Marketing, technologie et attentes des patients.

La chirurgie Premium implique une bonne appréhension des attentes du patient, une parfaite connaissance de la faisabilité, puisque certains patients ne sont de bons candidats que sur le papier, une information renforcée, car un écueil opératoire peut venir ruiner le projet. Très schématiquement, les hypermétropes et emmétropes, astigmates, presbytes constituent les meilleures indications. Les effets secondaires peuvent être présents. Ils sont en nette diminution, mais il peut exister des halos, une perte de résolution ou vision des contrastes. Ces phénomènes régressent souvent mais pas toujours. Les complications ne sont pas fréquentes car ce n’est pas bien ardu d’opérer un cristallin non ou peu cataracté. Sans nul doute le Premium va devenir à court terme le standard compte tenu de la sécurité associée.

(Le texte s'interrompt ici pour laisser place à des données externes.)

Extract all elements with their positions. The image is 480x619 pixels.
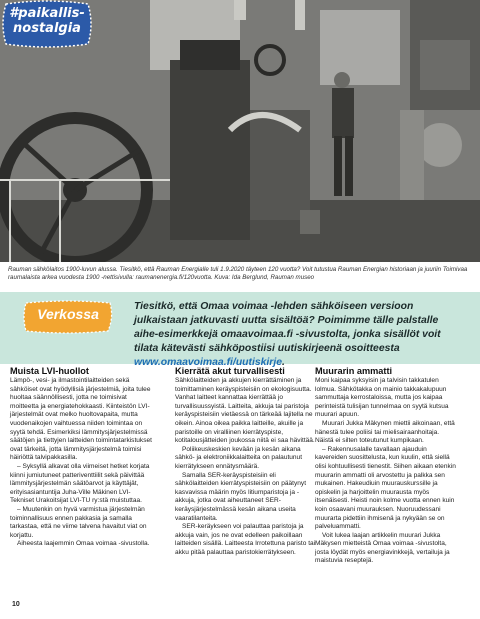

La chirurgie Premium du cristallin occupe déjà près du tiers des opérations en France. Elle est le fait des opérateurs aux plus hauts volumes et est réalisée principalement dans le secteur libéral, actuel leader du champ de la cataracte. Peu d’hôpitaux sont proposants. Premium est une brillante rencontre du marketing, de la technologie et des attentes des patients. Les ophtalmologues sont provisoirement à l’aise avec ce progrès, car il justifie une Premium rémunération ancrée dans un bénéfice patient. Attendons, comme pour les lessives, Premium plus, qui élargira encore la gamme de l’offre tout en accentuant les disparités.

*Hôpital Foch (Suresnes) et clinique de la Vision (Paris).

(1) www.eucomed.org. About the Medical Technology Industry.

(2) Scholtz S. Patient-shared billing for multifocal IOLs. Cataract Refract Surg Today 2009;4:16-17.

(3) Mc Clellan M. http://www.cms.gov/rulings/downloads/CMSR0501.pdf

(4) Maxwell W, Waycaster C, D’Souza A, Meissner B, Hileman KA. United States cost-benefit comparison of an apodized, diffractive, presbyopia-correcting, multifocal intraocular lenses and a conventional lens. J Cataract Refract Surg 2008;34:1855-1861.